The cardioprotective action of trapidil during ischemia/reperfusion is mediated by restored phosphorylation of phospholamban

Dr. Kaber, Gernot , Prof. Dr. Hohlfeld, Thomas , Prof. Dr. Schrör, Karsten. Universitätsklinikum Düsseldorf Institut für Pharmakologie und Klinische Pharmakologie, Universitätsstr. 1, 40225 Düsseldorf, Germany.
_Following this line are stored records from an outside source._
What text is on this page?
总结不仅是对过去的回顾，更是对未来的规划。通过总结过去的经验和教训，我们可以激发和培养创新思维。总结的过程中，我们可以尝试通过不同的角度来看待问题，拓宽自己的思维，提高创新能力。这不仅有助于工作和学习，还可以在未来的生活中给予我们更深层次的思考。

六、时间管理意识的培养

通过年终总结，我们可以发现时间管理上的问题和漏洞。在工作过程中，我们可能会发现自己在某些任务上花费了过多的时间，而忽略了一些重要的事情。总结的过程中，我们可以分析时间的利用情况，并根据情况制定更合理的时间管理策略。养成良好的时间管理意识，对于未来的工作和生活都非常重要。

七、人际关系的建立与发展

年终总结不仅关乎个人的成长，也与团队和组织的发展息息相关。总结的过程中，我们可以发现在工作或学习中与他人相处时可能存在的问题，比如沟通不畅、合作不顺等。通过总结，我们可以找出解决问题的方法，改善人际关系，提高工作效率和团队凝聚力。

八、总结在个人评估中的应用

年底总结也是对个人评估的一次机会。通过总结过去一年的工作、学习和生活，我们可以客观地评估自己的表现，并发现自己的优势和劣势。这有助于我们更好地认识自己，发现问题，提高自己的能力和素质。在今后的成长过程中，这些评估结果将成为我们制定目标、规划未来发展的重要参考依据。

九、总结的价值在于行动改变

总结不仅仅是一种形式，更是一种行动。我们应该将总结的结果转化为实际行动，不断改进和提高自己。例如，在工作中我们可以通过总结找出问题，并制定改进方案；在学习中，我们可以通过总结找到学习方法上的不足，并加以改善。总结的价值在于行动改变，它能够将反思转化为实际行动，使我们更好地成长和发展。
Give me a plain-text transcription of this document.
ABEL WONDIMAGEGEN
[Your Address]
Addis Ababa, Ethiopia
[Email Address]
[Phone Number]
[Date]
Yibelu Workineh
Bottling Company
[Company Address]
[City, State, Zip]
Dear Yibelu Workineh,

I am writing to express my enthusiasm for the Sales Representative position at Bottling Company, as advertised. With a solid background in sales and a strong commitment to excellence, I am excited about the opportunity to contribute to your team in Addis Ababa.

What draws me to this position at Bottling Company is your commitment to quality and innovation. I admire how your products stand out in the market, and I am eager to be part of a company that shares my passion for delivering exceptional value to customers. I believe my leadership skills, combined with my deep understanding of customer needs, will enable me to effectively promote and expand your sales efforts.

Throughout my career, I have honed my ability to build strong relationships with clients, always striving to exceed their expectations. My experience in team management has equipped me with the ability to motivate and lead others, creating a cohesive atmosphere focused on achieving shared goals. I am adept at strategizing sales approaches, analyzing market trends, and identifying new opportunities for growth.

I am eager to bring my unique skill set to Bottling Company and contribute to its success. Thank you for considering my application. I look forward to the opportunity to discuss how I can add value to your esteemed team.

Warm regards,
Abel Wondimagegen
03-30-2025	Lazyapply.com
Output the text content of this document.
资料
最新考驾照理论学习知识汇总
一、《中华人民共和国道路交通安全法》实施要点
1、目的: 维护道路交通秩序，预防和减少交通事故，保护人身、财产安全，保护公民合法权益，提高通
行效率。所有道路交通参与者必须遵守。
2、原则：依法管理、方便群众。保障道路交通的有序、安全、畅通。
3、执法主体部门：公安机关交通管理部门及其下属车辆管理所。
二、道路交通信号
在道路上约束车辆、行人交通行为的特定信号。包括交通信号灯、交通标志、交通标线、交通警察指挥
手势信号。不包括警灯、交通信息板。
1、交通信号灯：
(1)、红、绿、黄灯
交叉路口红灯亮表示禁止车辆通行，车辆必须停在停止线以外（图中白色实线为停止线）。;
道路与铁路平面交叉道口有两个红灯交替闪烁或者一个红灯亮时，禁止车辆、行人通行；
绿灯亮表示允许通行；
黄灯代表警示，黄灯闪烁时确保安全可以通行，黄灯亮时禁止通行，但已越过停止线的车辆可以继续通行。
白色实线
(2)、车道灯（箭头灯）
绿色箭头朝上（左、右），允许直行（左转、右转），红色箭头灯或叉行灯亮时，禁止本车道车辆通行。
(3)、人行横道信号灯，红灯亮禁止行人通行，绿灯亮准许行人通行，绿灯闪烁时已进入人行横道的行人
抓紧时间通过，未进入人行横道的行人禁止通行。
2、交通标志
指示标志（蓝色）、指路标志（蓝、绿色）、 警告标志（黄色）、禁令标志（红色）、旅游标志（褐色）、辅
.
Cytosolic Ca2+-overload is a major cause of damage to myocardial tissue during Ischemia/Reperfusion (I/R). PKA-II dependent phospholamban (PLB) phosphorylation is decreased during I/R and might thereby reduce Ca2+ transport into the sarcoplasmatic reticulum (SR). We have previously shown in rabbits that trapidil (TRA) activates PKA-II and reduces I/R injury. To investigate whether the PKA-II dependent phosphorylation of PLB is responsible for these beneficial effects Langendorff-hearts of wild-type (WT) and phospholamban deficient (PLB-KO) mice were perfused at constant pressure (80 mmHg) and subjected to zero-flow ischemia for 60 min, followed by 45 min of reperfusion (n = 16-18). Hearts were treated with TRA at a concentration that is obtained in clinical use (10µM) or vehicle (VEH). I/R resulted in a significant increase in creatine kinase (CK) release in VEH-treated WT hearts. TRA reduced this effect by more than 60% (p < 0.05). Left ventricular end diastolic pressure (LVEDP) was also elevated in VEH-treated WT hearts, amounting to 39 ± 4 mmHg at the end of reperfusion, and was significantly reduced to 24 ± 4 mmHg by TRA (p < 0.05). PLB-phosphorylation after I/R was significantly improved by TRA and the transport of Ca2+ into the sarcoplasmatic reticulum (SR) was also significantly faster in TRA-treated WT-hearts: 2.8 vs 1.9 counts/µg*min (p < 0.05). No changes were seen in hearts of PLB-KO mice. Treatment with TRA did not alter CK release (1591 ± 219 vs. 1563 ± 155 mU/g*min) nor did it reduce the elevated LVEDP (36 ± 5 vs. 38 ± 5 mmHg) in PLB-KO hearts. There was also no change in Ca2+-uptake by TRA. These data indicate that restauration of PKA-II dependent phosphorylation of PLB by TRA increases Ca2+-uptake into the SR towards normal values and explain the cardioprotective actions of TRA in I/R. This is a novel and injury-specific mechanism of action for a cardioprotective compound.